Yıkım olayı sonrası o yerin Mülki İdare Amiri tarafından;
a) Haberleşme, ulaşım ve trafik güvenliğinin sağlanması,
b) Can kaybının en aza indirilmesi (kurtarma),
c) Emniyet ve asayişi sağlama,
d) Ölü ve yaralıların yıkıntı altından çıkarılması,
e) Tıbbî ilk yardım, hasta ve yaralıların hastaneye nakli,
f) Ölenlerin gömülme işlemlerinin yürütülmesi,
g) Yangınların söndürülmesi,
h) Acil ve geçici barınmanın sağlanması,
i) Hastalıkları önleyecek sağlık koşullarının sağlanması,
j) Evsiz, barksız kalan insanların yiyecek, giyecek, ısınma ve barınma ihtiyacının karşılanması,
k) Elektrik, su ve kanalizasyon düzenlerinin işler duruma getirilmesi, karantina önlemlerinin alınması,
l) Yıkıntı kaldırma ve temizlemenin yapılması,
m) Zararların saptanmasını kapsayan önlemleri alırlar.

Yıkım olayı öncesi alınması gereken önlemler ise, yıkım ile oluşacak olası zararları olabildiğince azaltmayı amaçlar.
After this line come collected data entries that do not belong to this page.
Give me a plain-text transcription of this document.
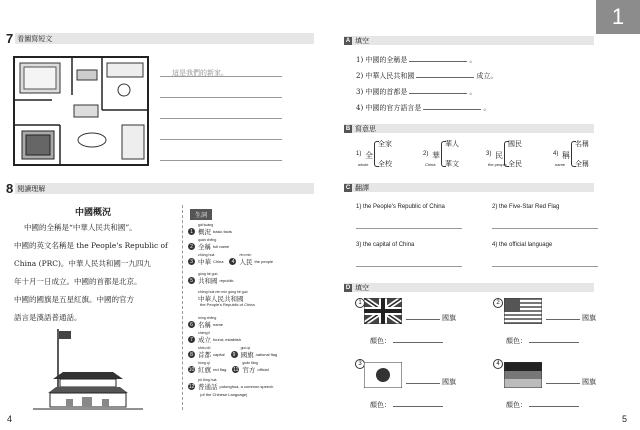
7 看圖寫短文
這是我們的新家。
8 閱讀理解
中國概況
中國的全稱是“中華人民共和國”。
中國的英文名稱是 the People's Republic of
China (PRC)。中華人民共和國一九四九
年十月一日成立。中國的首都是北京。
中國的國旗是五星紅旗。中國的官方
語言是漢語普通話。
生詞
gài kuàng
1 概況 basic facts
quán chēng
2 全稱 full name
zhōng huá
3 中華 China
rén mín
4 人民 the people
gòng hé guó
5 共和國 republic
zhōng huá rén mín gòng hé guó
中華人民共和國
the People's Republic of China
míng chēng
6 名稱 name
chéng lì
7 成立 found; establish
shǒu dū
8 首都 capital
guó qí
9 國旗 national flag
hóng qí
10 紅旗 red flag
guān fāng
11 官方 official
pǔ tōng huà
12 普通話 putonghua, a common speech
(of the Chinese Language)
4
1
A 填空
1) 中國的全稱是	。
2) 中華人民共和國	成立。
3) 中國的首都是	。
4) 中國的官方語言是	。
B 寫意思
1) 全
全家
全校
whole
2) 華
華人
華文
China
3) 民
國民
全民
the people
4) 稱
名稱
全稱
name
C 翻譯
1) the People's Republic of China	2) the Five-Star Red Flag
3) the capital of China	4) the official language
D 填空
1
國旗
顏色：
2
國旗
顏色：
3
國旗
顏色：
4
國旗
顏色：
5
Bu amaçlar, politika oluşturmanın yanı sıra, bilimsel ve teknik çalışmaların yapılmasını içerir. Bu kapsamda, planlama, dayanıklı yapı yapma, önceden haber alma-uyarma, ilk yardım ve kurtarma hizmetleriyle ilgili planlama ve örgütlenme çalışmaları doğal afetin yaratacağı olumsuz etkileri en aza indirebilecek çalışmalar olarak sayılabilir.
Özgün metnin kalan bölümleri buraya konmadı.